Schweiz: Wirtschaft kann mit dem Brexit leben

Bilaterale Vereinbarungen sollen Status Quo absichern / Von Axel Simer

Bonn/Bern (GTAI) - Für die Schweiz ist der Brexit zwar keine konkrete Bedrohung, jedoch macht er eine Reihe von Anpassungen der Rechtsgrundlagen nötig, da die bilateralen Wirtschaftsbeziehungen zum Vereinigten Königreich auf den Schweizer Verträgen mit der EU basieren. Das Vereinigte Königreich ist bei Waren der sechstwichtigste und bei Dienstleistungen der drittwichtigste Handelspartner der Schweiz. (Kontaktadressen)

Regierung will Auswirkungen des Brexits auf bilaterale Beziehungen verhindern

Für den Fall eines harten Brexits ergeben sich hohe Rechtsunsicherheiten. Auswirkungen auf die Schweizer Wirtschaft wären der Verlust des gegenseitigen präferenziellen Marktzugangs und der Rückfall auf die WTO-Regeln,

Rechtsunsicherheit für Schweizer Niederlassungen im Vereinigten Königreich, neue tarifäre und nichttarifäre Handelshemmnisse sowie die Umlenkung internationaler Wertschöpfungs- und Logistikketten.

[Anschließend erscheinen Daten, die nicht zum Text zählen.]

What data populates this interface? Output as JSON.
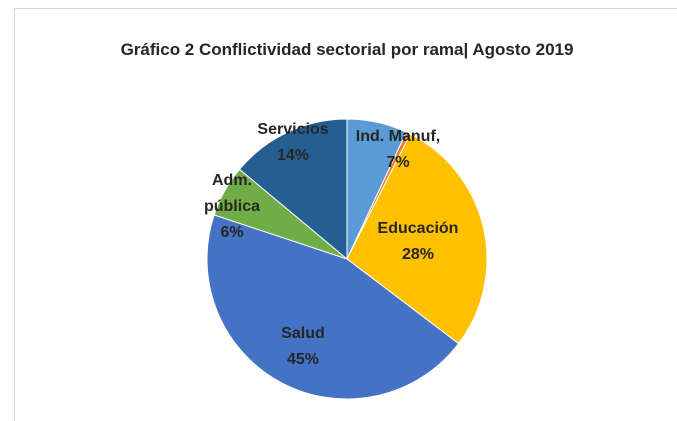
{
  "chart_data": {
    "type": "pie",
    "title": "Gráfico 2 Conflictividad sectorial por rama| Agosto 2019",
    "categories": [
      "Ind. Manuf,",
      null,
      "Educación",
      "Salud",
      "Adm. pública",
      "Servicios"
    ],
    "values": [
      7,
      0.5,
      28,
      45,
      6,
      14
    ],
    "value_labels": [
      "7%",
      null,
      "28%",
      "45%",
      "6%",
      "14%"
    ],
    "colors": [
      "#5b9bd5",
      "#ed7d31",
      "#ffc000",
      "#4472c4",
      "#70ad47",
      "#255e91"
    ]
  }
}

Wirtschaftsverflechtungen zwischen der Schweiz und dem Vereinigten Königreich (VK; Anteile in Prozent)
Indikator 2017
Anteil Warenimporte aus dem VK am BIP 0,9
Anteil Dienstleistungsimport aus dem VK am BIP 1,1
Anteil Warenexport in das VK am BIP 1,7
Anteil Dienstleistungsexport in das VK am BIP 1,2
Anteil der Direktinvestitionen aus dem VK am Gesamtbestand ausländischer Direktinvestitionen in der Schweiz 5,3

Quellen: Eidgenössische Zollverwaltung; Schweizer Nationalbank

Konkrete Prognosen über die Auswirkung des Brexits auf das Bruttoinlandsprodukt (BIP) der Schweiz und den Waren- und Dienstleistungshandel mit dem Vereinigten Königreich gibt es nicht. Angetrieben durch den Brexit hatten allerdings inländische Konjunkturinstitute wie KOF und BAK Economics im Herbst 2016 ihre BIP-Prognosen für 2017 und 2018 um jeweils rund 0,2 Prozentpunkte gesenkt.

Offiziell rechnet die Schweiz mit keinerlei negativen Auswirkungen des Brexit auf die wirtschaftlichen Beziehungen mit dem Vereinigten Königreich. Ziel der Regierung (Bundesrat) ist die Umsetzung der "Mind-the-Gap-Strategie". Diese soll die Rechtsgrundlage der bilateralen Beziehungen zum Vereinigten Königreich, die heute auf den Schweizer Verträgen mit der EU basieren, rechtzeitig und inhaltsgleich ersetzen. Die Schweizer Regierung befände sich daher in einem permanenten "handelspolitischen Dialog" mit britischen Regierungsvertretern, so der Leiter der Schweizer Steuerungsgruppe, Remigi Winzap, in einem Gespräch mit GTAI.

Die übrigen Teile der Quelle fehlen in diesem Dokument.